Canadians have also seen that the Human Rights Commission has permitted another Sikh to wear a kirpan while riding Canada Rail—overriding existing national rail policy prohibiting weapons without exception.  Given recent bloody instances of knife assaults during travel by bus, passengers may be less sanguine over the presence of kirpan-bearing Sikhs on public transportation.

And this is not the end. Has this issue been tested for travel on Air Canada?  Will security concerns override religious rights for Sikhs in Canada?  Or are the memories of 9/11, when the terrorists used “box cutter” knives of kirpan dimensions (although not kirpans), the determining factor?

And while the rulings ostensibly apply only to Sikhs, who determines the “Sikh-ness,” so to speak, of an individual?  Is there a Canadian religious litmus test to identify who is a Sikh?  Can any individual simply profess to be a Sikh and, thereby, be exempted from weapons restrictions—at least so far as concealed carry in schools and trains is concerned?
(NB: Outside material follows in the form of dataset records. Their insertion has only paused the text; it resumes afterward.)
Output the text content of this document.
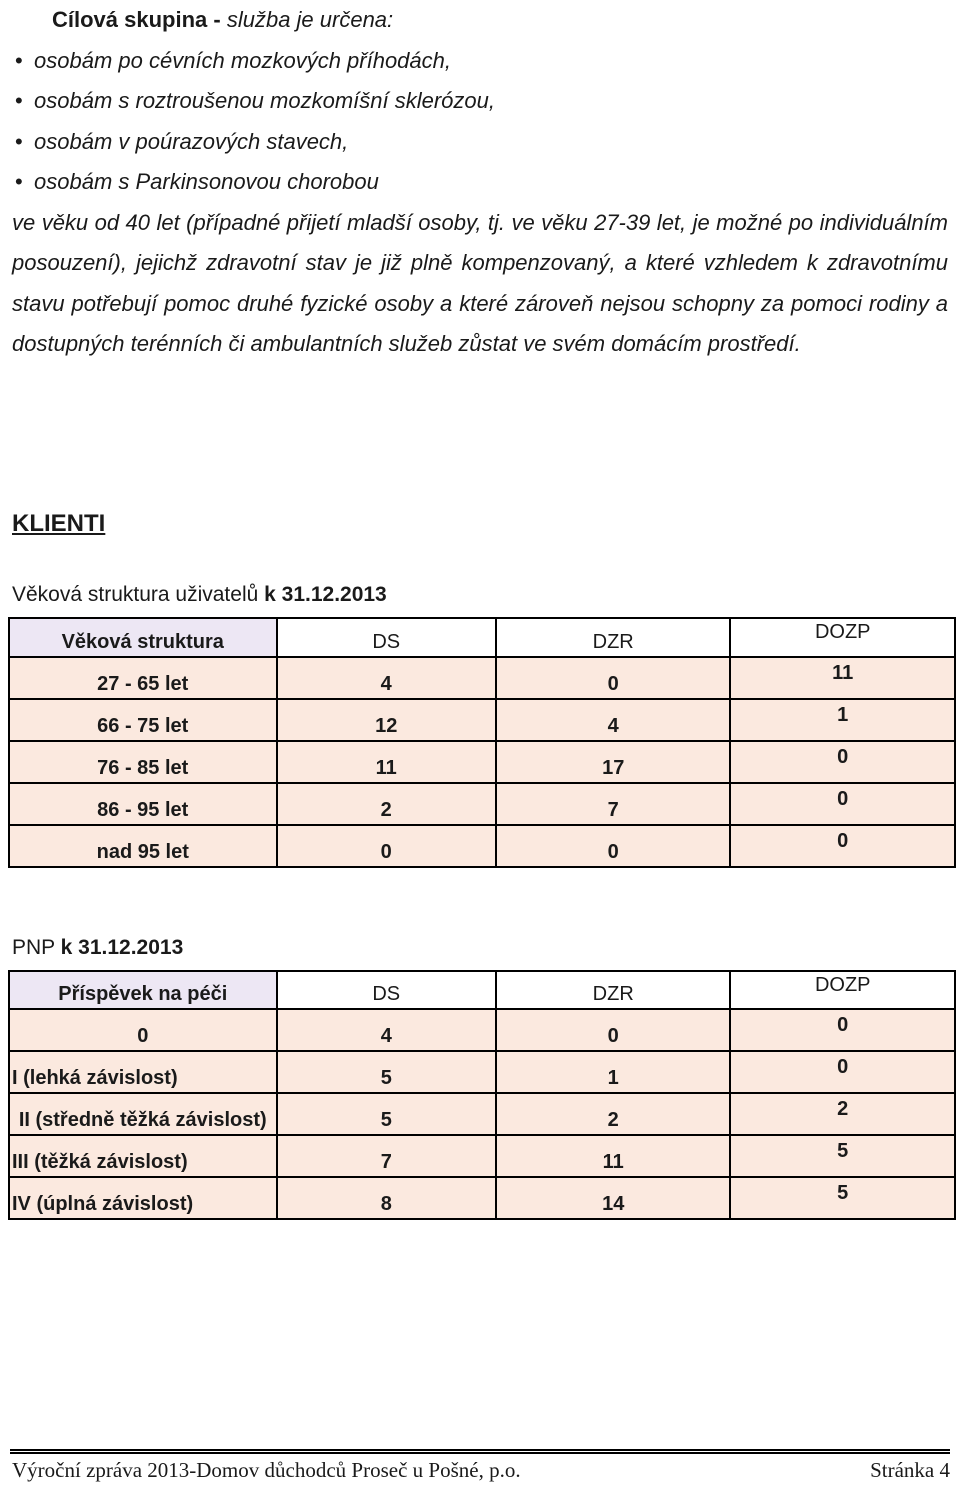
Cílová skupina - služba je určena:
• osobám po cévních mozkových příhodách,
• osobám s roztroušenou mozkomíšní sklerózou,
• osobám v poúrazových stavech,
• osobám s Parkinsonovou chorobou

ve věku od 40 let (případné přijetí mladší osoby, tj. ve věku 27-39 let, je možné po individuálním posouzení), jejichž zdravotní stav je již plně kompenzovaný, a které vzhledem k zdravotnímu stavu potřebují pomoc druhé fyzické osoby a které zároveň nejsou schopny za pomoci rodiny a dostupných terénních či ambulantních služeb zůstat ve svém domácím prostředí.

KLIENTI
Věková struktura uživatelů k 31.12.2013
Věková struktura	DS	DZR	DOZP
27 - 65 let	4	0	11
66 - 75 let	12	4	1
76 - 85 let	11	17	0
86 - 95 let	2	7	0
nad 95 let	0	0	0
PNP k 31.12.2013
Příspěvek na péči	DS	DZR	DOZP
0	4	0	0
I (lehká závislost)	5	1	0
II (středně těžká závislost)	5	2	2
III (těžká závislost)	7	11	5
IV (úplná závislost)	8	14	5
Výroční zpráva 2013-Domov důchodců Proseč u Pošné, p.o.	Stránka 4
Would you happily fly with a half dozen young males carrying kirpans?

Let us play “just suppose.”  Let us suppose that the local motorcycle gang declares itself as the “Church of Harley” with apostles including Jimmy Dean and Marlon Brando.  And they declare that their religious practice includes carrying machetes at all times.

Or let us suppose that a new “Christian” order begins teaching.  Their most prominent outward symbol is wearing a “crucifix” that has a sharpened point and edges.  You might call it a sword.

Are Canadians prepared to go down this road?

To be sure, these are exaggerations—but not beyond the realm of the legally possible if religious freedom is extrapolated along the lines Canadians have already seen.

Comparable religious beliefs conflict with U.S. security concerns.  However, regarding air passengers, there is one rule; no weapons are permitted.  Reportedly, in some California jurisdictions, schools require kirpans to be blunted and riveted into their sheaths; such an approach retains the religious symbolism but is impossible to use as a weapon.

The balance between freedom and security is always in play; Canadians should re-examine security before a fatal, “I told you so” event occurs.